The new report says authorities in the region seized a number of these other chemicals last year and into 2022 either at or on the way to suspected lab sites
Douglas said pre-precursors “make an already complex situation more difficult.”
The U.N. and others are working with local authorities to highlight the problem and help them share intelligence on where and when those chemicals are moving, he added, while talks at the global level on controlling their shipment are also underway.
The report also notes the spread of meth from Myanmar westward into northern India, Middle Eastern drug gangs now using Malaysia as a steppingstone for amphetamine shipments, and illicit ketamine producers setting up shop in Cambodia.

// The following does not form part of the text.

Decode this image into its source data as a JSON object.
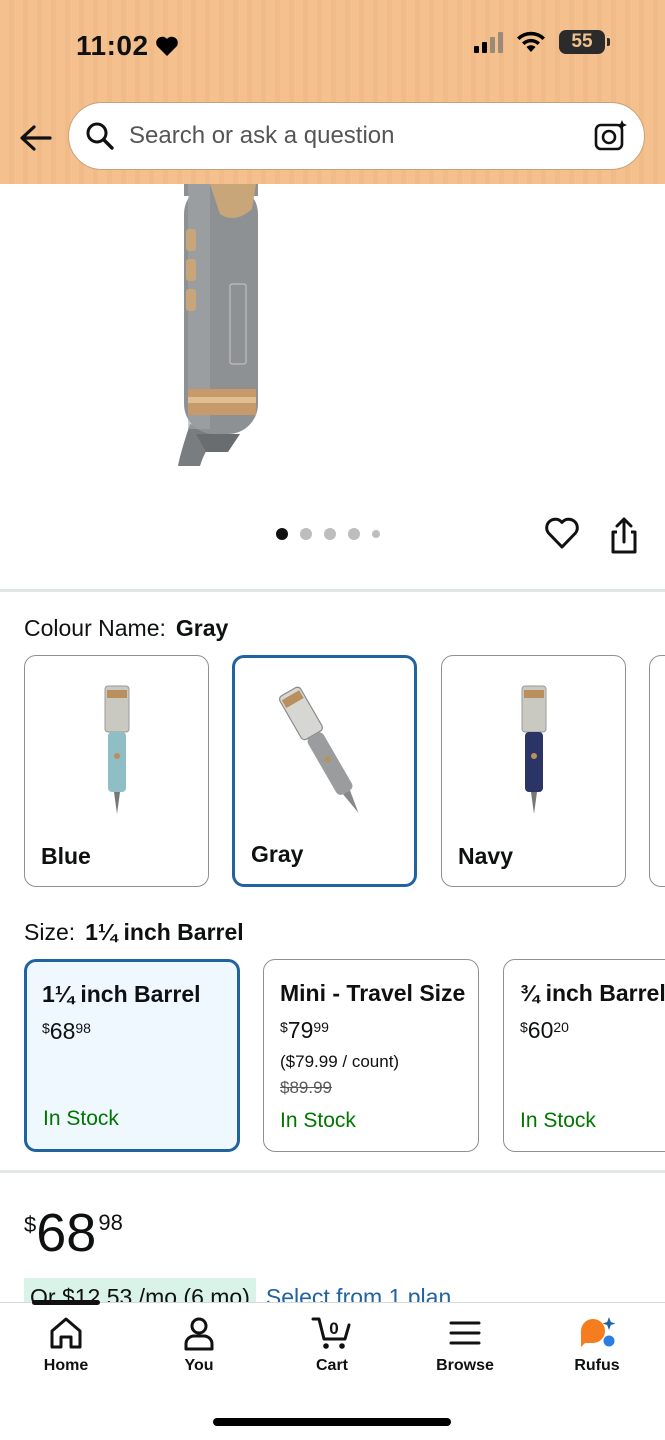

Douglas said Southeast Asia’s drug gangs “have all the ingredients in place that they need to continue to grow,” and will do so unless local authorities themselves adapt.
“The scale and reach of the methamphetamine and synthetic drug trade in East and Southeast Asia is staggering,” he said, “and yet it can continue to expand if the region does not change approach and address the root causes that have allowed it to get to this point, including governance in the Golden Triangle and market demand.”